I have to admit, the previews for the upcoming movie "Stealth" have had me wowed since I first saw them. The plot has never sounded all that great, but who expects much of a plot from a summer action flick, eh? But it's had the look of a great popcorn movie and lots of pretty pyrotechnics.
Ty Burr, however, writing his review of the film for the Boston Globe points out one thing that I think anyone planning to see this movie should consider:
For a movie to pretend, in the face of the deaths of tens of thousands of Iraqi men, women, and children directly or indirectly caused by our presence there, that we can wage war without anyone really getting hurt isn't naive, or wishful thinking, or a jim-dandy way to spend a Saturday night at the movies. It's an obscenity.

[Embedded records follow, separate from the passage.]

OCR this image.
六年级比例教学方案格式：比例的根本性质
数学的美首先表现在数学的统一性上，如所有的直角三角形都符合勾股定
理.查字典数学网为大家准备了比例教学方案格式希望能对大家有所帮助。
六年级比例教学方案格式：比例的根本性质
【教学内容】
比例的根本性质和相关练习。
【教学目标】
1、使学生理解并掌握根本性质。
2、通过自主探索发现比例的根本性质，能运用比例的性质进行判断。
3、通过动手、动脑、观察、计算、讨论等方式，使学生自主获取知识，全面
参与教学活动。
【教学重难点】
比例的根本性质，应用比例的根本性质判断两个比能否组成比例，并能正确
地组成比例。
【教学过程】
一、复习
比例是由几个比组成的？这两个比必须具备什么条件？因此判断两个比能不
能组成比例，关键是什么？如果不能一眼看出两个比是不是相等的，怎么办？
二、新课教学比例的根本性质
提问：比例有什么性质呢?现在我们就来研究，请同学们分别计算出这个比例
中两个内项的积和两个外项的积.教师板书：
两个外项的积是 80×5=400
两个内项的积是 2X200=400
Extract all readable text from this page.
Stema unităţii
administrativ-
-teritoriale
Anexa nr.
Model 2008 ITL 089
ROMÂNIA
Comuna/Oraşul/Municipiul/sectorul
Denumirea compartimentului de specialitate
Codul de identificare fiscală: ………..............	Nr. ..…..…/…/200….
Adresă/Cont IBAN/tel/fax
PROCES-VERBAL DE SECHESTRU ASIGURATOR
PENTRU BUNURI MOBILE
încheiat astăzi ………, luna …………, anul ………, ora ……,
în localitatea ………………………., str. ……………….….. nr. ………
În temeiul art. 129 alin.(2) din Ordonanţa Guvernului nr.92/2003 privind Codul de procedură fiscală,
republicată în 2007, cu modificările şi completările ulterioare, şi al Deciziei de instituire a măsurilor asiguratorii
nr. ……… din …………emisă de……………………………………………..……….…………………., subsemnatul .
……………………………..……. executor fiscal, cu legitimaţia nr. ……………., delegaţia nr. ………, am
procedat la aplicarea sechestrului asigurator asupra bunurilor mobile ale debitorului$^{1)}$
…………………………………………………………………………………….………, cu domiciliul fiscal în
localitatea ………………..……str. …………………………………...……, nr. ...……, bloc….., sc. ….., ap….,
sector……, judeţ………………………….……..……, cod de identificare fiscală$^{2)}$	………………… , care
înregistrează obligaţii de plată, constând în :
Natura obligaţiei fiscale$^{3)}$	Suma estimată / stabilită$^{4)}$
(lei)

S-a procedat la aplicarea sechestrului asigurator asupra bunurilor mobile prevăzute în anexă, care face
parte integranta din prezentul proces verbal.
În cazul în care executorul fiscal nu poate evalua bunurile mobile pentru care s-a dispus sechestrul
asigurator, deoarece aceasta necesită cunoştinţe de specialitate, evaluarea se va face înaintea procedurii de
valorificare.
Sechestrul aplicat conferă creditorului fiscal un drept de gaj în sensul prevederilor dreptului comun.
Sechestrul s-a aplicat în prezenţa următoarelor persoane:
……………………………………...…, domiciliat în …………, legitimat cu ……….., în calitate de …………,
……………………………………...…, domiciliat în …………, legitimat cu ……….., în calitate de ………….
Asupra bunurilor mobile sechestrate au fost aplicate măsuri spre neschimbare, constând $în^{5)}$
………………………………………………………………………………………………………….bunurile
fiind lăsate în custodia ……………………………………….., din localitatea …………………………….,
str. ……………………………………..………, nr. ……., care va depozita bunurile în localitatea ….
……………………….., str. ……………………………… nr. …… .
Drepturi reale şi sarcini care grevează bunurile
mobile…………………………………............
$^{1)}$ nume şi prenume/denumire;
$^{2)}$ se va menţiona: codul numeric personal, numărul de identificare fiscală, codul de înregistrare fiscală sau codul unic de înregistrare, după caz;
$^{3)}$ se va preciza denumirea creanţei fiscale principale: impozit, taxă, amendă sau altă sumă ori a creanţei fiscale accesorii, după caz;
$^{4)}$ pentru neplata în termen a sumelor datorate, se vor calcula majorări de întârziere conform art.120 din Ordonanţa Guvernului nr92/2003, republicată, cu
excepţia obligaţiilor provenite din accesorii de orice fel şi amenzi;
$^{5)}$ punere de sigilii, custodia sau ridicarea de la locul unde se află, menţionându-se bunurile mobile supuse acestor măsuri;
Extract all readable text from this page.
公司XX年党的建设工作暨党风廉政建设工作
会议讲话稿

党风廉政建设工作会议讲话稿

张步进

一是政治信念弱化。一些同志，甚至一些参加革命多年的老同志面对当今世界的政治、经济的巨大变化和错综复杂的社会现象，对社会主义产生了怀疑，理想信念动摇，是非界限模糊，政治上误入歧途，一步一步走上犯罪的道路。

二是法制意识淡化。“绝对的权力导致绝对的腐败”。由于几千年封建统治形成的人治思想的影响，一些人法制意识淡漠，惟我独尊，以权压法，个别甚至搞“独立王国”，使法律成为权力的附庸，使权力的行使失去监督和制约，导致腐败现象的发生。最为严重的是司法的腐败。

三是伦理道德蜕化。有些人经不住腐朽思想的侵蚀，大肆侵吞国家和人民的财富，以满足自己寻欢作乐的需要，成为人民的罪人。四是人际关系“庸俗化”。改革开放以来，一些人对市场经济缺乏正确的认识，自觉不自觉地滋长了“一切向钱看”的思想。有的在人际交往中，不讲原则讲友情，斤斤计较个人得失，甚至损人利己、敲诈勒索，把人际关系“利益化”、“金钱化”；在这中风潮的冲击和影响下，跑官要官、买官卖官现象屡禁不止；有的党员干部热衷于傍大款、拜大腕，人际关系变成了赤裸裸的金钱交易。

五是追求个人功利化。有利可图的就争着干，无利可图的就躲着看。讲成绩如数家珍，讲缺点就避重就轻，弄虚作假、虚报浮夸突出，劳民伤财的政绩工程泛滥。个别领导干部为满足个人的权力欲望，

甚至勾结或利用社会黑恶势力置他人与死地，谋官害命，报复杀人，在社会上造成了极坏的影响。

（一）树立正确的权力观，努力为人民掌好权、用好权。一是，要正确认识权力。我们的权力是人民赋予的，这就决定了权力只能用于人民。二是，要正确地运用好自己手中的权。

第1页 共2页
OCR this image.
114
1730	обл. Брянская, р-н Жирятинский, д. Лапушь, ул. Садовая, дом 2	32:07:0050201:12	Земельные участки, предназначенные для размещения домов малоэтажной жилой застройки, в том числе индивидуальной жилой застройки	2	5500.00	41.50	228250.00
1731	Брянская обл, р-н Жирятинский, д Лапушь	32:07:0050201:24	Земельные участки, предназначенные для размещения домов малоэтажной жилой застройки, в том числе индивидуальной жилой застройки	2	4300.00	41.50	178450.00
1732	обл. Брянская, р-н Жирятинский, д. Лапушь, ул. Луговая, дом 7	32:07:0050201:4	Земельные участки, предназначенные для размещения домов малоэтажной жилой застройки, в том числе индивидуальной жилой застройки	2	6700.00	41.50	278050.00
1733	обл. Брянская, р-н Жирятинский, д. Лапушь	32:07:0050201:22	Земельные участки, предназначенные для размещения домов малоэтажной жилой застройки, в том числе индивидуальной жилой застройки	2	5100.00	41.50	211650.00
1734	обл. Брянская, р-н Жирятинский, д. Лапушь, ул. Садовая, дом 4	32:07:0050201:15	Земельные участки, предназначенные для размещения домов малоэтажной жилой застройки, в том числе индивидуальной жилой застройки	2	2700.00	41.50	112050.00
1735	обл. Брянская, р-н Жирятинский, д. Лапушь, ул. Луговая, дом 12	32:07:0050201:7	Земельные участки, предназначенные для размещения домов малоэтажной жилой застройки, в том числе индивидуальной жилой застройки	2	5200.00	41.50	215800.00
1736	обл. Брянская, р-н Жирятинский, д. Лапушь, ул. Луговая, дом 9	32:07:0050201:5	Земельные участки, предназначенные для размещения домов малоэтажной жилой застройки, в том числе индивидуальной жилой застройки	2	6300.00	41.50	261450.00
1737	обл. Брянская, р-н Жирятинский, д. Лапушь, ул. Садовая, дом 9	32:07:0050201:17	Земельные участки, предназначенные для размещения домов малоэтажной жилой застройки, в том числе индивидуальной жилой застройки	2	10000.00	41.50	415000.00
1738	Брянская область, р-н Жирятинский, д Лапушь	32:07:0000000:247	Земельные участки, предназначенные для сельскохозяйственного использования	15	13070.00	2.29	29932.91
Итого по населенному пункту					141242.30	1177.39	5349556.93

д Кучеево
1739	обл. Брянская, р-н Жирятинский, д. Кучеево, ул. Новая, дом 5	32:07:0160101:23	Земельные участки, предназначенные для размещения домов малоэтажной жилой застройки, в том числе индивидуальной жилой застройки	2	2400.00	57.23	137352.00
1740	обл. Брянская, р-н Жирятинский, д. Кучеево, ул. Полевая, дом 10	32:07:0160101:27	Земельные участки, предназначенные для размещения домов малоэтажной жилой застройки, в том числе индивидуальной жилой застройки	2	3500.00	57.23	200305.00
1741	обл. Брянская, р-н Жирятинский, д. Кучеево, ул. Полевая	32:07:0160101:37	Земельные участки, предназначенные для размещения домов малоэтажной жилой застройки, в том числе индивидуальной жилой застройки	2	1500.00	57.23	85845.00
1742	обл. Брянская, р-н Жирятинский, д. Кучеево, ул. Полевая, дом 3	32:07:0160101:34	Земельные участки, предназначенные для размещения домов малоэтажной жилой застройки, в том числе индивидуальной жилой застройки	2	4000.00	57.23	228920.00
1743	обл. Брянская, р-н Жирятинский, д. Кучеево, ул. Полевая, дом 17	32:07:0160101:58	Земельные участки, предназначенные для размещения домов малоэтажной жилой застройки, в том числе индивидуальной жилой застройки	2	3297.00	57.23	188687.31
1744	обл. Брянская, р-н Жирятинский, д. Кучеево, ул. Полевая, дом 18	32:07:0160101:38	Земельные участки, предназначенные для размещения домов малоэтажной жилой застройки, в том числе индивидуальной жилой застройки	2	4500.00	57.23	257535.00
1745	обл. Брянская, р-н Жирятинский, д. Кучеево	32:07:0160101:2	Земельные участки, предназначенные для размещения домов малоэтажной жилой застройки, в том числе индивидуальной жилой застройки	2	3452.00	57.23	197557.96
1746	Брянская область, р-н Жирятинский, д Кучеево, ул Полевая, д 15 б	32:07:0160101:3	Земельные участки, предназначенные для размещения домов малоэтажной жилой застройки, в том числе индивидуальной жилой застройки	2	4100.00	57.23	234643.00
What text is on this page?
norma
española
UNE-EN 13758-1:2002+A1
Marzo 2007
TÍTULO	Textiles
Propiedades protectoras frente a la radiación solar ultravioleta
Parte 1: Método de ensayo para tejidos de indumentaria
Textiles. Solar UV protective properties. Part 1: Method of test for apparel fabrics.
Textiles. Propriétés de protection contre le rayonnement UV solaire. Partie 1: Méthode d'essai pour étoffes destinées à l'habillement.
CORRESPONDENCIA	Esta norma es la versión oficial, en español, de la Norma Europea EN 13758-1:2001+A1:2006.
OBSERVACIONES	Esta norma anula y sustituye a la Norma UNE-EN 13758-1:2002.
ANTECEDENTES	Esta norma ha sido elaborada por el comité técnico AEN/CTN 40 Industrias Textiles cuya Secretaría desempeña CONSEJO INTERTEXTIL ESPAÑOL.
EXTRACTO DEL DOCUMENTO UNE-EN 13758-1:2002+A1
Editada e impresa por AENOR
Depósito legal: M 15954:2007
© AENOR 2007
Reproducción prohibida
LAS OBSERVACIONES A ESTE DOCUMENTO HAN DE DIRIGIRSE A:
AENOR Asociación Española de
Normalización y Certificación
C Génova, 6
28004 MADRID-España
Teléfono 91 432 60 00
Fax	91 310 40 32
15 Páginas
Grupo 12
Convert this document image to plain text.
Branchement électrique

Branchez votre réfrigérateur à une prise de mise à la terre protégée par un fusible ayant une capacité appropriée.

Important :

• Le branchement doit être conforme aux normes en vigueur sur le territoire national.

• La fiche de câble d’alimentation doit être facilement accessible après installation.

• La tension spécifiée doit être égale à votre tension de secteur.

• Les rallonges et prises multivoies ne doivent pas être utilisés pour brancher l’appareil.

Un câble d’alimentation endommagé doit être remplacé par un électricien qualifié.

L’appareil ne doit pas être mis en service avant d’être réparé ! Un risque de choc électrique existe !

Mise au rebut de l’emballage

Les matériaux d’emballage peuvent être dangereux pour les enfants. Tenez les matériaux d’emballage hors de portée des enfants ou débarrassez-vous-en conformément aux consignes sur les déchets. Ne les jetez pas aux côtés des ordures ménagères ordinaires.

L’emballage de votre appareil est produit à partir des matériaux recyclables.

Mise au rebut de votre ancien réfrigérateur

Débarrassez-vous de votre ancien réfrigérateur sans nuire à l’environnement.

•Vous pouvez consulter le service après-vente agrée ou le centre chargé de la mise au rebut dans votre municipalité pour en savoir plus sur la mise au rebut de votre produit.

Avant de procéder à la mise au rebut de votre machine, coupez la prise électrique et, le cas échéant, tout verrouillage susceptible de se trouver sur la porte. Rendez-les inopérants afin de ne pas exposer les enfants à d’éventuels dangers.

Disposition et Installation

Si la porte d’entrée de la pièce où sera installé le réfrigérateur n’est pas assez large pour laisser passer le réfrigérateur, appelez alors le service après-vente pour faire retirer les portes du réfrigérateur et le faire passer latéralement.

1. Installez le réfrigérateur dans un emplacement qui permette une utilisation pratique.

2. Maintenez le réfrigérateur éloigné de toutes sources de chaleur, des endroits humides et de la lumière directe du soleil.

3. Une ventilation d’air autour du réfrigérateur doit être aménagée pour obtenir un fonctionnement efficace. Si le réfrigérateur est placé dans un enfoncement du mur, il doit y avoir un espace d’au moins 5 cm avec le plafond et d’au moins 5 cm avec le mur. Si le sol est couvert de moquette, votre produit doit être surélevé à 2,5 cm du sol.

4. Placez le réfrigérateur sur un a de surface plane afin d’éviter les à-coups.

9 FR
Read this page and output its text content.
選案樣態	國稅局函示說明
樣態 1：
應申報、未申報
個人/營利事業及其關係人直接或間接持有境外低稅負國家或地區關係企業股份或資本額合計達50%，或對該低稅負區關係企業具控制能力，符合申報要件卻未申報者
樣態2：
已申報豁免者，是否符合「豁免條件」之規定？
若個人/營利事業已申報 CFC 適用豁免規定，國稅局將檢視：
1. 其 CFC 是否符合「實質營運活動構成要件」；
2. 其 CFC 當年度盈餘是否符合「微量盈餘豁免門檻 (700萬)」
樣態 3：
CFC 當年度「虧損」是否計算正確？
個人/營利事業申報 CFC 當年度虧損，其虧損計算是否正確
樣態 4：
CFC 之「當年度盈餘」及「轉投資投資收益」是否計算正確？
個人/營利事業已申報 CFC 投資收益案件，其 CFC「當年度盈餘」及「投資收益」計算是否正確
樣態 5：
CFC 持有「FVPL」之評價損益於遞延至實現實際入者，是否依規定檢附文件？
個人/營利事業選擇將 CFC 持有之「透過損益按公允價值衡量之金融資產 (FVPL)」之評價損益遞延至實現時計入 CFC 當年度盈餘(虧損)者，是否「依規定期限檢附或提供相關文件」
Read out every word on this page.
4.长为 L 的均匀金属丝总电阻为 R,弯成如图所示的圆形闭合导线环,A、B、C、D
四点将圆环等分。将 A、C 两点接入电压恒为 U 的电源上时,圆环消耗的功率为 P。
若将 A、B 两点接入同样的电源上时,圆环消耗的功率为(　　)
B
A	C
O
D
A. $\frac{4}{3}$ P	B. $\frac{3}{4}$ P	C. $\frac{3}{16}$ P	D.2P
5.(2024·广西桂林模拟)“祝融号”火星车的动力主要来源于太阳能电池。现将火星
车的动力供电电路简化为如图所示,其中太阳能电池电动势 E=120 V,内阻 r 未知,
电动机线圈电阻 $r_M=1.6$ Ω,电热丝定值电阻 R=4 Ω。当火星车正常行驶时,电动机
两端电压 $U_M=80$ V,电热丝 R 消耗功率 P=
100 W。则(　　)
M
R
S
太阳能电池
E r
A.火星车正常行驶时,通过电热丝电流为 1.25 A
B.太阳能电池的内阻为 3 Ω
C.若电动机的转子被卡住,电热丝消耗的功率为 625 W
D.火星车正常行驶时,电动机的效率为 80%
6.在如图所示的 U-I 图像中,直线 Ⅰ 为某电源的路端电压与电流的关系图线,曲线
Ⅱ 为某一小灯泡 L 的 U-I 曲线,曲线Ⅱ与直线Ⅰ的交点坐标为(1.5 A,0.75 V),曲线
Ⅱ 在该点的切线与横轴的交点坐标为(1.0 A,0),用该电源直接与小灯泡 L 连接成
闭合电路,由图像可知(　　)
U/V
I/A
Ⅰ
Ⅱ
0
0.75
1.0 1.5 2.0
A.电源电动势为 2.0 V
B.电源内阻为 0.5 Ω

If this description of the movie - that we can wage war without anyone "really" getting hurt - is correct, then this movie does a HUGE disservice to the military men and women who are finding out for themselves just how "untidy" a war can be. And while I've not seen the movie, I have no reason to doubt Burr's description - in fact, basic logic would indicate he's right. How often, in a military-based action flick, do the actions of the US Military lead to any kind of collateral damage? Right. Rarely, if ever.
And yet, as the Iraq war is reminding us, killing the innocent people along with the "enemy" is part and parcel of war. Reports are indicating that many of the soldiers coming back from Iraq are suffering from mental disorders, generally related to the horrific carnage they've been witness to - the deaths and destruction of not just enemy soldier and enemy land, but of ordinary Iraqis as well, who just happened to be in the wrong place (which, near as I can tell these days, is pretty much anywhere within Iraq...) Yet here we have a "war" movie that sanitizes all of that away - and reinforces the image that war can be all neat and clean.
Too many people are already unaware of the true nature of wartime carnage and - more importantly - what it can do to the soldiers who not only see it, but have to commit it in order to survive. Pretending that aspect of war doesn't exist is, as Burr says, obscene.